When I first started teaching, my school had a budget for outsourcing their marking to other teachers. I used it once, and after handing back the students' work that was assessed by a stranger, I realized this was a solution that made things worse.
Since then, I've gone to great lengths to transform my teaching philosophy away from the monotony of marking in seclusion to more meaningful assessment via two-way dialogue.
But there are other, darker, and even dehumanizing forces at work. Take for example the robo-grader that Micheal Winerip wrote about in his New York Times article:
For people with a weakness for humans, there is more bad news. Graders working as quickly as they can — the Pearson education company expects readers to spend no more than two to three minutes per essay— might be capable of scoring 30 writing samples in an hour.We use to dream about how a computer could think like a human but now we dream about how a human might think like a computer.

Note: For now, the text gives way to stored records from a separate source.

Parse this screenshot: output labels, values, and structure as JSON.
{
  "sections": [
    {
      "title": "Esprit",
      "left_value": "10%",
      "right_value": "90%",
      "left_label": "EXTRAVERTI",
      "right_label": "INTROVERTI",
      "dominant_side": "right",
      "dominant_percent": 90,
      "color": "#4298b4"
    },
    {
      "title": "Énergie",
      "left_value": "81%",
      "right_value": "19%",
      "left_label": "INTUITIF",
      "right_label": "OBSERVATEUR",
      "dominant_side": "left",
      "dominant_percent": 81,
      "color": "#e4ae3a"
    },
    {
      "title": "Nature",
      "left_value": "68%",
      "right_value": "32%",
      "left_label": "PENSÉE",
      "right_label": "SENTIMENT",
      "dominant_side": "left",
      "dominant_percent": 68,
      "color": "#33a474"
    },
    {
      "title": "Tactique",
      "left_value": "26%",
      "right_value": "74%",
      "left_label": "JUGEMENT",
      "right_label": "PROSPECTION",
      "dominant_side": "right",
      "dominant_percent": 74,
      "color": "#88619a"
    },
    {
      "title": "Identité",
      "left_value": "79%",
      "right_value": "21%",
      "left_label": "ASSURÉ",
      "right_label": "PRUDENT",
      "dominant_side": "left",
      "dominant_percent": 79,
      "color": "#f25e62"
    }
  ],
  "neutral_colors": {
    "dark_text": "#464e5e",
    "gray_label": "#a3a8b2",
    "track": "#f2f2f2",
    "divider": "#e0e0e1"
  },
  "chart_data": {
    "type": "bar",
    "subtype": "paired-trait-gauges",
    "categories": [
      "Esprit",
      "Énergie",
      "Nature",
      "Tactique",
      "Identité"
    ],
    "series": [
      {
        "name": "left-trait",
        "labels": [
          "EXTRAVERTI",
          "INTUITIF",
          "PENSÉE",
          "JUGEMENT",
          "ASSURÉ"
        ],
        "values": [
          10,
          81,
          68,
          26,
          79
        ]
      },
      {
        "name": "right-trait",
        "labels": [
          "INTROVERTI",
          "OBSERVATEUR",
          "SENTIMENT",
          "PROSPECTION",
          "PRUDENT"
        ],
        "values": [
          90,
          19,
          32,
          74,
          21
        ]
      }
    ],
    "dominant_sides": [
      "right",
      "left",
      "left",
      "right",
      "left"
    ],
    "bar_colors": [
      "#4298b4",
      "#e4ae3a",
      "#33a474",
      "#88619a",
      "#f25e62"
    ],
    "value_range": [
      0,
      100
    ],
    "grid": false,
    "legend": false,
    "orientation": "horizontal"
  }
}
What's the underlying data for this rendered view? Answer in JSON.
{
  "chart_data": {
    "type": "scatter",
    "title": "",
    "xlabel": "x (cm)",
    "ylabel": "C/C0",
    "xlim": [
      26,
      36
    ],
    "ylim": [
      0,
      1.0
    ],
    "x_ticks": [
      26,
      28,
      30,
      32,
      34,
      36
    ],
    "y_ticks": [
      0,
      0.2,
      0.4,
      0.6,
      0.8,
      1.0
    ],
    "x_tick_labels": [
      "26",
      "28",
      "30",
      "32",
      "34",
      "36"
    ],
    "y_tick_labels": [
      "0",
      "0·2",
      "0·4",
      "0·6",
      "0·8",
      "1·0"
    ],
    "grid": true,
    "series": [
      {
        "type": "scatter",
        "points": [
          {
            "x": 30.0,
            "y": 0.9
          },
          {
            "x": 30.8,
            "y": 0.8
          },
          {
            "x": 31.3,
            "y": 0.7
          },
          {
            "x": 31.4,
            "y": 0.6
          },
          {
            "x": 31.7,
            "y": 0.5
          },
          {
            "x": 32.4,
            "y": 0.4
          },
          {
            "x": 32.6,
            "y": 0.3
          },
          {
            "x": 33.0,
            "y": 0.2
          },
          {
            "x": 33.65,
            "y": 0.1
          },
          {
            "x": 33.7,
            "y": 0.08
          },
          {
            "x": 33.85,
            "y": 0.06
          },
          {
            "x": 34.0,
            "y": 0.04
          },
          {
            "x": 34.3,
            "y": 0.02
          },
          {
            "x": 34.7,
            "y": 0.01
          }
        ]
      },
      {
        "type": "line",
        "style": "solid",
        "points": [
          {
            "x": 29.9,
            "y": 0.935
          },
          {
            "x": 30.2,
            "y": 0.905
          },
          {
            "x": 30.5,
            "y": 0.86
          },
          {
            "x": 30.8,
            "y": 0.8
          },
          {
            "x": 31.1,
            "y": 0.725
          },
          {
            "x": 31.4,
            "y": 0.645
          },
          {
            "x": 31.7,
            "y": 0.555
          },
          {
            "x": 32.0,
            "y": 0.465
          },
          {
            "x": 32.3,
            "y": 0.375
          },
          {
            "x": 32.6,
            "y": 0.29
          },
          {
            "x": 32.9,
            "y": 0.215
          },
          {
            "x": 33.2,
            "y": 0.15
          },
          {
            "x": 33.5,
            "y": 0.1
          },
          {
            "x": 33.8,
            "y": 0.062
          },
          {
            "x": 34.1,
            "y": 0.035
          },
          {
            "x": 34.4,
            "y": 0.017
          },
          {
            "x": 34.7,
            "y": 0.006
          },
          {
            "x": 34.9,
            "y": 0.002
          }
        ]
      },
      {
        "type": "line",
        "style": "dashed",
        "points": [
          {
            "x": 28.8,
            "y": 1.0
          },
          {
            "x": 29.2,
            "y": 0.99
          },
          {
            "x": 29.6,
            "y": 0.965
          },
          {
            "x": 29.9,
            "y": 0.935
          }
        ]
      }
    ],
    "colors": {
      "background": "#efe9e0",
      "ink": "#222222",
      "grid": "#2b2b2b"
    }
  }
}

The automated reader developed by the Educational Testing Service, e-Rater, can grade 16,000 essays in 20 seconds, according to David Williamson, a research director for E.T.S., which develops and administers 50 million tests a year, including the SAT.
Is this the end? Are Robo-Readers destined to inherit the earth?
Ultimately, Robo-Readers are about teacher-less classrooms that will have the same effect on thinking and learning as a noose has on breathing.
For some, education "reform" is nothing more than code for blaming and shaming teachers and busting unions. For these deformers, Robo-reader solves all problems -- no teacher, no problem.